Com o fim da guerra na Europa em maio de 1945, os expedicionários começaram a regressar ao Brasil. O primeiro escalão – desmobilizado por Getúlio Vargas ainda na Itália – desembarcou no Rio de Janeiro em 18 de julho de 1945, dando início ao apoteótico Desfile da Vitória (hoje, pouco lembrado). Milhares de pessoas tomaram as ruas da então capital federal a fim de aplaudir, homenagear e, até mesmo, arrancar as roupas dos soldados, saudando-os por terem colaborado com a derrota do nazifascismo. Escolas, associações, clubes e sindicatos destacaram o esforço dos que partiram com certo descrédito quanto à capacidade de enfrentar as forças do Eixo.
A festa transcorreu ao estilo estadonovista com foco na afirmação de valores cívicos e de união nacional. Bandeiras, guardas de honra e alas de estudantes compunham o aparato. Getúlio decretou feriado nacional.

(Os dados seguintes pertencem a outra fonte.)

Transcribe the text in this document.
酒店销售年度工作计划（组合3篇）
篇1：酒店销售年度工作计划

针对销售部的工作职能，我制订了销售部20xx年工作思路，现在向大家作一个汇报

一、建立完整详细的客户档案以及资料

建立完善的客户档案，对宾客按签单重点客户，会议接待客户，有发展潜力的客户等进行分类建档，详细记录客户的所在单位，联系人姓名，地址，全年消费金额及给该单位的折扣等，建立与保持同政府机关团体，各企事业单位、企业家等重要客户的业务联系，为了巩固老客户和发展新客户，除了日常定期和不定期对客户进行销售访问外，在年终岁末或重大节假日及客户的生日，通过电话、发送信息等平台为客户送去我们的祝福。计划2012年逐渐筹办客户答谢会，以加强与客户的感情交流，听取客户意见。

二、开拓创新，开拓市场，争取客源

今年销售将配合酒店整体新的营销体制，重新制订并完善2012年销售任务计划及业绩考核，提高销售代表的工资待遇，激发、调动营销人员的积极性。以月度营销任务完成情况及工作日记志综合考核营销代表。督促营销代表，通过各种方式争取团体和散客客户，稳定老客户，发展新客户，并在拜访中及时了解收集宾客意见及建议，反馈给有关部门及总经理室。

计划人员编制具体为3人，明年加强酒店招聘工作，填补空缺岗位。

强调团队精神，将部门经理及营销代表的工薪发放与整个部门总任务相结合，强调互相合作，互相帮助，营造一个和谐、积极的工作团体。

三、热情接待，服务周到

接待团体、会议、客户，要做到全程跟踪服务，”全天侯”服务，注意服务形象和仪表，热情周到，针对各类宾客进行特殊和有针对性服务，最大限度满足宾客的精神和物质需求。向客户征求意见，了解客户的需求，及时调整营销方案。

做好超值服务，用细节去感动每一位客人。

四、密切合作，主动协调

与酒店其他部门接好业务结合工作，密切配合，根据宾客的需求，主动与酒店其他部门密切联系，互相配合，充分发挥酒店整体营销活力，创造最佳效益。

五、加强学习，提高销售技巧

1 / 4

Além do desfile, a data contou com recepções envolvendo autoridades locais e norte-americanas, a exemplo do general Mark Clark.
Mergulho na história.
"80 anos do Heroísmo Brasileiro" compartilha a repercussão do retorno da FEB em mais de uma dezena de veículos de imprensa – incluindo cinco periódicos gaúchos, a partir de julho de 1945. Outro destaque é a inclusão de obras do artista plástico Carlos Scliar, cabo artilheiro da FEB. No intervalo dos conflitos, Scliar retratou o cotidiano em seu “Caderno de Guerra”, apresentando com humanidade a resiliência dos combatentes e das populações locais.
Memória.
A exposição é fruto de um esforço colaborativo, contando com a contribuição do Museu do Comando Militar do Sul, Biblioteca Pública do Estado, Museu da Comunicação Hipólito José da Costa e Museu Gaúcho da FEB, de São Gabriel. A concretização deste projeto só foi possível graças à liderança do presidente da Unimed Federação/RS, Nilson Luiz May, apoio do presidente do Instituto Unimed/RS, Alcides Mandelli Stumpf, e à dedicação de Armando Burd, Cristiane Von Appen, Isabel Cunha de Paula e Amanda Santos, com participação de Wremyr Scliar.
Mesa-redonda.
Como parte da programação, dia 2 de agosto, às 9h30min, será realizada mesa com especialistas na Casa da Memória Unimed Federação/RS (Santa Terezinha, 263, Porto Alegre).